Daniel Avery Revisits 'Song For Alpha' with a Set of Remixes and B-Sides

Photo: Mute Records

In this collection of remixes, British producer Daniel Avery re-iterates the world of his sophomore record through a collection of B-sides and remixes.

Song for Alpha B-Sides and Remixes
Daniel Avery

Phantasy/Mute

5 April 2019

In the late 2000s, a producer with the moniker Stopmakingme appeared in the scene, releasing some extraordinary remixes for tracks by the likes of Little Boots and Hercules and Love Affair. That is the origin of Daniel Avery, whose blend of house and techno was already revealing a richer underbelly than originally presented. This side of Avery was further exposed when he started producing music under his own name in 2012, and the release of his debut record Drone Logic.

In the full-length format, Avery began to find his own style and voice. And while for Drone Logic he still leaned heavily on his house and techno background, it was his investigations towards acid music and even dark ambient that separated him from the herd. In 2018, he returned with his sophomore release, Song for Alpha, a record that again combined the energy and direct approach of electronic music with a more laid back tone. Psych influences brought a hazy quality, while the ambient touch of the producer established a relaxed sound. Following now on his sophomore record, Avery releases a number of B-sides that didn't make the final cut, as well as an array of impressive remixes, reinterpreting his original vision.
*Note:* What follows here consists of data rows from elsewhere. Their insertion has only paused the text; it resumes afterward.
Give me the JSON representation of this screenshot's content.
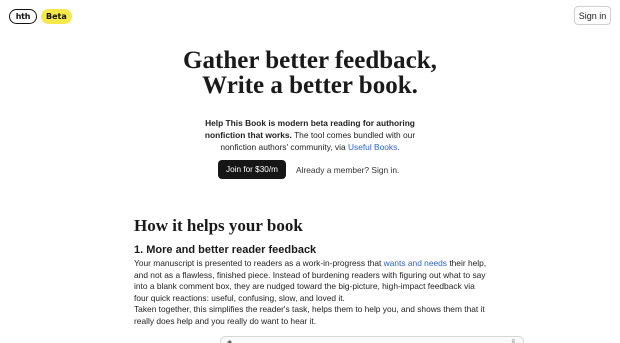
{
  "header": {
    "logo_text": "hth",
    "beta_label": "Beta",
    "signin_label": "Sign in"
  },
  "hero": {
    "title_line1": "Gather better feedback,",
    "title_line2": "Write a better book.",
    "intro_bold": "Help This Book is modern beta reading for authoring nonfiction that works.",
    "intro_rest": " The tool comes bundled with our nonfiction authors' community, via ",
    "intro_link": "Useful Books",
    "intro_end": ".",
    "join_label": "Join for $30/m",
    "member_label": "Already a member? Sign in."
  },
  "section": {
    "title": "How it helps your book",
    "subtitle": "1. More and better reader feedback",
    "p1_a": "Your manuscript is presented to readers as a work-in-progress that ",
    "p1_link": "wants and needs",
    "p1_b": " their help, and not as a flawless, finished piece. Instead of burdening readers with figuring out what to say into a blank comment box, they are nudged toward the big-picture, high-impact feedback via four quick reactions: useful, confusing, slow, and loved it.",
    "p2": "Taken together, this simplifies the reader's task, helps them to help you, and shows them that it really does help and you really do want to hear it."
  }
}
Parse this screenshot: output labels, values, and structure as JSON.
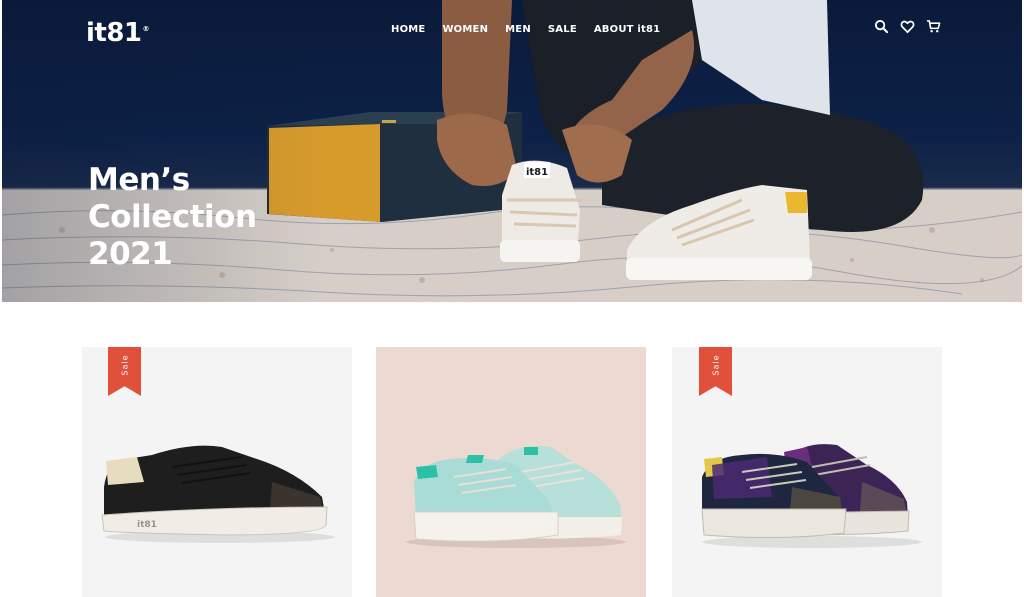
{
  "brand": {
    "logo": "it81",
    "reg": "®"
  },
  "nav": {
    "items": [
      {
        "label": "HOME"
      },
      {
        "label": "WOMEN"
      },
      {
        "label": "MEN"
      },
      {
        "label": "SALE"
      },
      {
        "label": "ABOUT it81"
      }
    ]
  },
  "header_icons": [
    "search-icon",
    "heart-icon",
    "cart-icon"
  ],
  "hero": {
    "title_line1": "Men’s",
    "title_line2": "Collection",
    "title_line3": "2021",
    "shoe_tag": "it81"
  },
  "products": [
    {
      "badge": "Sale",
      "shoe_tag": "it81",
      "colors": {
        "bg": "#f4f4f4",
        "upper": "#1e1e1e"
      }
    },
    {
      "badge": "",
      "colors": {
        "bg": "#ecd9d2",
        "upper": "#a9dcd6"
      }
    },
    {
      "badge": "Sale",
      "colors": {
        "bg": "#f4f4f4",
        "upper": "#1f2740"
      }
    }
  ],
  "colors": {
    "accent": "#e0503a",
    "hero_dark": "#0d2147"
  }
}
The B-sides follow many of the same patterns that the record introduced. Here Avery creates a nice combination of hectic movement with more gentle tones. "Under the Tallest Arch" displays this attribute as the powerful percussion meets with a wave of smooth synths, producing mesmerizing soundscapes. The dreamy tones also have their own space in moments like "Glass" establishing a hallucinatory ambiance. The verbose percussive themes found here compliment the otherwise subtle and melancholic synth work.
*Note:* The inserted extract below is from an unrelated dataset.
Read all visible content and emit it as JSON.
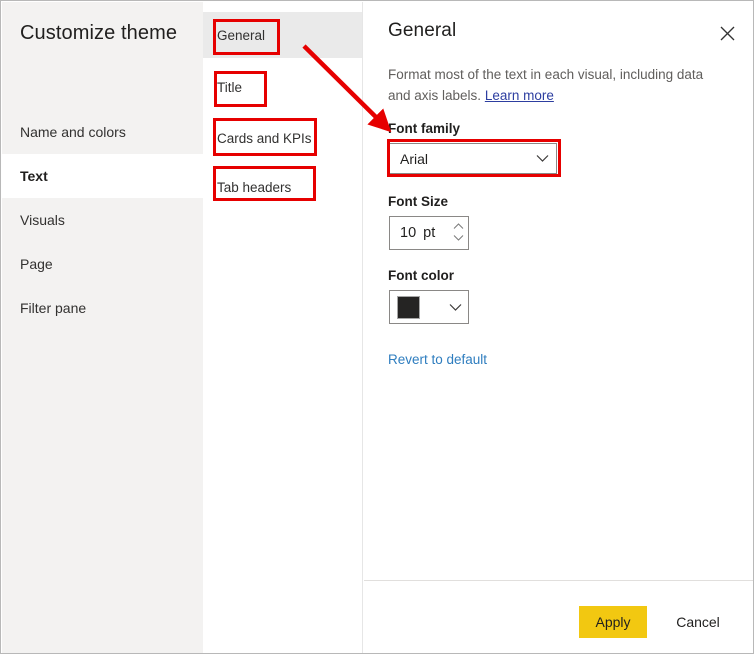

Avery diverges from this central theme of contradiction between an active and energetic rhythmic backbone and a relaxed and smooth synth orchestration. Such a moment is the dissonant and fiercely erratic approach he takes in "Hyper Detail", which feels like the alter-ego of a track like "Clear" from the original record, in terms of its choice of piercing sounds and overall disorienting progression. On the other end, the producer travels to moments of pure ambient bliss, either through a subtler percussion in "AQPAN6102" or by reaching drone glory in the minimal "Memory Loop". And then there are times when Avery is simply roaming free around other notions, be it the tribalistic elements investigated in "Radius" or the bizarre vocalizations of "Time Marked Its Irregular Pulse in Her Eyes".
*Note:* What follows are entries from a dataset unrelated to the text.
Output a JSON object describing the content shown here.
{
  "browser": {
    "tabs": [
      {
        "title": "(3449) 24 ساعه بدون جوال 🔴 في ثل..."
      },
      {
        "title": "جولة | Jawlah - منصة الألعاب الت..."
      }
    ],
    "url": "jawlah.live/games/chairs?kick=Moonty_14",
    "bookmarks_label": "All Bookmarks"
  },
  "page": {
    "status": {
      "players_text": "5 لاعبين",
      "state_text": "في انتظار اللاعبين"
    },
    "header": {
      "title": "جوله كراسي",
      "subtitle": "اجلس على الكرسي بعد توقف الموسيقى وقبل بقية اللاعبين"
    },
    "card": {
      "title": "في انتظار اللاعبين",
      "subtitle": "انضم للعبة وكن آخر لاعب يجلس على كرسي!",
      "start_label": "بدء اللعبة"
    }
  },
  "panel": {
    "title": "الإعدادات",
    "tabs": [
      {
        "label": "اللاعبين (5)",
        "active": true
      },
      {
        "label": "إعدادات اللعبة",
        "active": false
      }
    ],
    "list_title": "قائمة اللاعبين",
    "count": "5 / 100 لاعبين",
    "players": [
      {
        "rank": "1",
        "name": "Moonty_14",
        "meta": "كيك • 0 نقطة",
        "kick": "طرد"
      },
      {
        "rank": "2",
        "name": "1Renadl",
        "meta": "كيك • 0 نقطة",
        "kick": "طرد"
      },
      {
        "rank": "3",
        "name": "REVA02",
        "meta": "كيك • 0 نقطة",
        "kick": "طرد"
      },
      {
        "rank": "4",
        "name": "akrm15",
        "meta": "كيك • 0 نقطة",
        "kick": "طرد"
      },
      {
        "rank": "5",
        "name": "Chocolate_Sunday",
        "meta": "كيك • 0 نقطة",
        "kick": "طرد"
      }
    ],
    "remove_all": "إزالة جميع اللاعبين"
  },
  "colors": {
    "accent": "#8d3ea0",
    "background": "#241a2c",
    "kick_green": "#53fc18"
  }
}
When it comes to the remixes, this record arrives with a wonderful diversity of styles. Actress takes "Slow Fade" and reduces the hypnotic quality, forcing the track to become more obtrusive and aggressive, letting a mysterious atmosphere set in. On the other hand, Four Tet adds a bit of IDM flare to "Quick Eternity", switching the track from its ambient roots towards a fantastically layered off-kilter offering. Jon Hopkins resorts to a traditional electronic approach, taking "Glitter" and transforming it into a danceable anthem, with Giant Swan taking a similar approach to "Hyper Detail", apply their post-club tactics to create a bombastic rendition. Then there are some moments of stunning transformation, with Surgeon mutating the ritualistic "Radius" into an aggressive and in-your-face overture, while Inga Mauer takes the opposite approach adding repetitive and upbeat ritualism to "Fever Dream".

There are two things to take away from this release. Firstly, the quality of the B-sides is surprisingly close to the original material, and even though they might aesthetically not conform to the vibe of the full-length it is a solid move releasing them on their own. Secondly, this is an impressive collection of remixes and one that sees various re-interpretations of Avery's work. So even though this might be a release focused more towards Avery's fanbase, it has retained the producer's standard.